Negociar com grandes empresas é boa pedida

Por Tercio Braga

ivan-hussni colunista Para uma micro ou pequena empresa (MPE), ter entre seus clientes grandes corporações é um negócio e tanto. Significa vender mais e ampliar receita e mercado. Contudo, é preciso estar preparado para firmar e honrar contratos que, como sabemos, são conquistados com muito suor.

As empresas grandes são exigentes.
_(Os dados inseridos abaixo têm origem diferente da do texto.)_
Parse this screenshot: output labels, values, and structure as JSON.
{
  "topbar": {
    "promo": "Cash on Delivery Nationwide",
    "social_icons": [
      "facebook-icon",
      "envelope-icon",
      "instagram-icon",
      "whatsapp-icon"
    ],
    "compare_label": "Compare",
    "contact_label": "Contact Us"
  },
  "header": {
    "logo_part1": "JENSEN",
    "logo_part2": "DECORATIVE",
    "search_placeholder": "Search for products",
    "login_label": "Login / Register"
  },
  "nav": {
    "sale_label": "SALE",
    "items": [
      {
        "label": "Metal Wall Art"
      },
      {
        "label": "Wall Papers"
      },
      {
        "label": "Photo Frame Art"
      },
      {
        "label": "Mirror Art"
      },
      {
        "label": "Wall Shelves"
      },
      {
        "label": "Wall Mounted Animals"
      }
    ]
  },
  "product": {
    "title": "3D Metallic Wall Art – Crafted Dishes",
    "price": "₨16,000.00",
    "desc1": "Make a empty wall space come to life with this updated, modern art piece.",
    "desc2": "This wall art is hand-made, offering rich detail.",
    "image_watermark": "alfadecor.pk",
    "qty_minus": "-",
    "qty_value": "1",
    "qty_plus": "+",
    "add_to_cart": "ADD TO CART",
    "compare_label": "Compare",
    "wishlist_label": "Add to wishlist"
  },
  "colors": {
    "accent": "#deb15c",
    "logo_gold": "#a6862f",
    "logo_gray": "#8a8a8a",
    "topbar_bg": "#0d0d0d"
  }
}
Manter a documentação em ordem e funcionar dentro das leis e normas técnicas são requisitos básicos para começar a conversar com elas, que não querem ter o nome envolvido em problemas desse tipo causados por um fornecedor. Muitas fazem questão que os funcionários da MPE estejam registrados no regime da Consolidação das Leis do Trabalho (CLT) e que as normas de segurança e saúde sejam obedecidas. Fica evidente que a organização é elemento-chave, pois falhas nesse sentido servirão apenas para queimar a imagem e frustrar tentativas de acordo.

Empresas de maior porte são rigorosas com relação a prazos, padrões e qualidade. Por isso, a capacidade produtiva, o estoque e a mão de obra devem estar à altura da nova – e aumentada – demanda.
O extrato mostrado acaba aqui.